ドラマ出演に絡む不正な金品授受の疑いで検察の取り調べを受けた有名ドラマディレクターのキム・ジョンハクさん(62)が、京畿道城南市盆唐区の簡易宿泊施設で自殺を図り死亡した事件で、キムさんは検察の強圧的な捜査を批判する内容の遺書を残していたことが分かった。検察はキムさんが遺体で見つかった23日、「逮捕状は請求していたが、それを死亡と結び付けるのはやめてほしい。(キムさんは)事業失敗と生活苦で重度の鬱(うつ)に苦しんでいた」と説明していたため、遺書内容は波紋を広げそうだ。 
 本紙が24日に入手した遺書によると、キムさんはソウル中央地検の検事の実名を挙げ、悔しさを吐露した。警察は当初、「家族に申し訳ない」というのが遺書の主な内容だと説明したが、実際には4枚の遺書のうち3枚で自身をめぐる疑惑に言及していた。
 キムさんは捜査を担当していた検事に「ドラマを愛する全ての国民に謝罪しろ」と書いた。キムさんは周囲の人物に直接話し掛けるような文体を用い、きれいな書体で遺書を書いた。家族に対する愛情、先輩・後輩のディレクターに対する申し訳なさ、検察に対する怒り、弁護士への謝意が込められていた。
 キムさんは捜査を担当したソウル中央地検の検事(44)に、遺書の1枚を割いて言及した。キムさんは検事に対し「自分の功名心から…(キムさんを告訴した)レコード会社と結託したことに怒りを感じる。私が積み上げてきた全てが砂の城と化したのに、それでも正義を審判しているというのか。処罰されるべきはあなただ。事件をでっちあげ、それが悔しくて…」などと書いた。
 キムさんは昨年演出を担当したSBSテレビのドラマ『シンイ―信義―』の投資家から告訴され、検察の捜査を受けていたが、それとは別の事件で17日に逮捕状が請求されていた。キムさんは17日午前に検察に出頭し、取り調べを受け、翌日未明にレコード業者との対質尋問に臨み、午前3時半に帰宅した。周囲には「無理な捜査を受けた」と漏らしていた。当時検察の取り調べに同席した弁護士は「キムさんと共に働いていた人物は、キムさんが出演の見返りとして金品を受け取ったと主張したが、キムさんは否定していた。検察がその人物との対質尋問を認めなかったことに不満だったようだ」と話した。
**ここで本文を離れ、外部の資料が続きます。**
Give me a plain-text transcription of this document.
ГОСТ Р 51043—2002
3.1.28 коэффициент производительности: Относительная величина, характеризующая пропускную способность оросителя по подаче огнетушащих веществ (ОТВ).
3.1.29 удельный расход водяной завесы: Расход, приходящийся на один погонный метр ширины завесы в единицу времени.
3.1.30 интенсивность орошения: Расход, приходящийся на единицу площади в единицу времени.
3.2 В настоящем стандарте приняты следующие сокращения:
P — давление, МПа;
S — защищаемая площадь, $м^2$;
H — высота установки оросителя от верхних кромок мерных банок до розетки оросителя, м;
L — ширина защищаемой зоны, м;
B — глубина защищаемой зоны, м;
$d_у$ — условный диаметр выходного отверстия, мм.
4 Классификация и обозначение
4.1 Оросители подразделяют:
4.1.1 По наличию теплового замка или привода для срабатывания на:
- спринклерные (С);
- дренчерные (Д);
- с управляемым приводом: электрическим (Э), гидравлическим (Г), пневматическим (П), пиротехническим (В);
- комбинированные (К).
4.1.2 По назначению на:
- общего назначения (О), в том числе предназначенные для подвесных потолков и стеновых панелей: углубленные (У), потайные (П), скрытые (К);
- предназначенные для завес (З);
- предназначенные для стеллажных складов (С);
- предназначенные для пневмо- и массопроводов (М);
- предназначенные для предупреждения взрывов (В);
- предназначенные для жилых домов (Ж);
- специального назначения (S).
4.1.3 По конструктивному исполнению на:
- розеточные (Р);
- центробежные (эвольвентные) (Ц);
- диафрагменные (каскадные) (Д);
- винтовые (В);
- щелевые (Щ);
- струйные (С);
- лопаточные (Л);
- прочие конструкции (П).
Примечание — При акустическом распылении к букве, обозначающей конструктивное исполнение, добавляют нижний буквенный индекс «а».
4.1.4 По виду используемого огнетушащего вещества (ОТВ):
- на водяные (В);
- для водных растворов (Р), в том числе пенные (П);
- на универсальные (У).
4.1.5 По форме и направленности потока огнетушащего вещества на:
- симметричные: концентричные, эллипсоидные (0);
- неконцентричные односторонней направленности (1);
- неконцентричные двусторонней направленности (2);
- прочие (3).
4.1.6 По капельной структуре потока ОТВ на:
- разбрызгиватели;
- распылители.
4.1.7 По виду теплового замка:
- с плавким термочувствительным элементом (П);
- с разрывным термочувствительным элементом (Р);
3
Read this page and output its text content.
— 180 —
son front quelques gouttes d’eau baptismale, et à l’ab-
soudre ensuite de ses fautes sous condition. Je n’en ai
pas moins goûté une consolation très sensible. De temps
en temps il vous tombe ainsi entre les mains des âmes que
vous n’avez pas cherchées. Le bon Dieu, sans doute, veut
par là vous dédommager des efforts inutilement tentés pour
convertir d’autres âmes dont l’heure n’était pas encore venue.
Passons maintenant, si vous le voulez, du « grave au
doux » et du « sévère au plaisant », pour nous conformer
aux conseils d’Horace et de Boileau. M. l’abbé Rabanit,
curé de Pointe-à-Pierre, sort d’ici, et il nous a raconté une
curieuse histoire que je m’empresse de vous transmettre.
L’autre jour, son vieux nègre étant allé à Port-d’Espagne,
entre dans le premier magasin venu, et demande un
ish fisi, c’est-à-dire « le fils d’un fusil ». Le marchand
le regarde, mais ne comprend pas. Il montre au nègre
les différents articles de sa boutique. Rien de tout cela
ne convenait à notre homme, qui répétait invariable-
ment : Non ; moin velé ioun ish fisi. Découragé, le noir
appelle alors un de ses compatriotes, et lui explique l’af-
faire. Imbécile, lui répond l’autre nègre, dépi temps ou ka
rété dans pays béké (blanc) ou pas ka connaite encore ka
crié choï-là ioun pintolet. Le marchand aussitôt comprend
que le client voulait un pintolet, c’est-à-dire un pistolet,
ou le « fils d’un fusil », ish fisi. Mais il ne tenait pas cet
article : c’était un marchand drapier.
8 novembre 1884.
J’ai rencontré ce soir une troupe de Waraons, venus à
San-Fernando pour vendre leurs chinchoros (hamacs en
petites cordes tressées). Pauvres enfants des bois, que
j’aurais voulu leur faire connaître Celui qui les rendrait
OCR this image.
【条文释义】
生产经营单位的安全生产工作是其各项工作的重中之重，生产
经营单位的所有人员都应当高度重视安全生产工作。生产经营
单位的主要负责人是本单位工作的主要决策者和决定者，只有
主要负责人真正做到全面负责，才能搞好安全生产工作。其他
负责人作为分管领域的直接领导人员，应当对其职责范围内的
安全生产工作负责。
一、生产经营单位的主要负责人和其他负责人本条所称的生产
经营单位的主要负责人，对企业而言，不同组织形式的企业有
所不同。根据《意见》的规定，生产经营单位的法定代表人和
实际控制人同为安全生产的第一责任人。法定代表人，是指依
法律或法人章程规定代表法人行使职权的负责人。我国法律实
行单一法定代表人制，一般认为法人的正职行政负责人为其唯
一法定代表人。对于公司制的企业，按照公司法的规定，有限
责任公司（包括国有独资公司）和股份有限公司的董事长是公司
 キムさんは帰宅した翌日に当たる19日午前に逮捕状の審査が予定されていたため、準備する時間がなかったとも話していた。ある知人はキムさんが「準備時間が足りなかったため、19日の逮捕状審査には応じず、2回目の審査が23日に決まったにもかかわらず、検察はそれを待つことなく、19日に捜査官をソウル市江南区内の親族宅に送り、圧力をかけてきた」と話していたとし、先端捜査部はキムさんに釈明の機会も与えず、強力犯を扱うように取り調べを行ったと批判した。死亡5日前にキムさんに会った出演者は、キムさんが「検察は故意に自分を狙って捜査しているようだ。とても悔しい。懸命にやってきたのにこんなことになった」と手を震わせながら話していたと証言した。
 キムさんは遺書で弁護士に対し「必ず真実を究明し、私が精魂込めた作品の名誉を回復してほしい」と書いた。
 4枚から成る遺書のうち、検察の捜査に言及していない部分は、家族宛てに書かれたものだった。淡々とした文章にも乱れが見られた。妻に対しては「すまない。数十年積み上げてきた全てが…。お前を愛している。これまで心労ばかりかけた。お前の全てを胸にして逝くから」と書いた。2人の娘にも「空からいつも見守っている。堂々と生きていけ」と呼び掛けた。
 キムさんはまた、「後輩のディレクターが真剣にやっているところに、私が迷惑を掛けるのではないか。ディレクターたちに悪質で汚い矢が向けられないことを祈る」という言葉で遺書を締めくくった。弔問に訪れた出演者、キム・ヨンオクさん(76)は「キム・ジョンハクさんは食べるものも食べずに働いてきた人物だ。とてもクリーンな人物だけに、かえって耐えられなかったのかもしれない」と語った。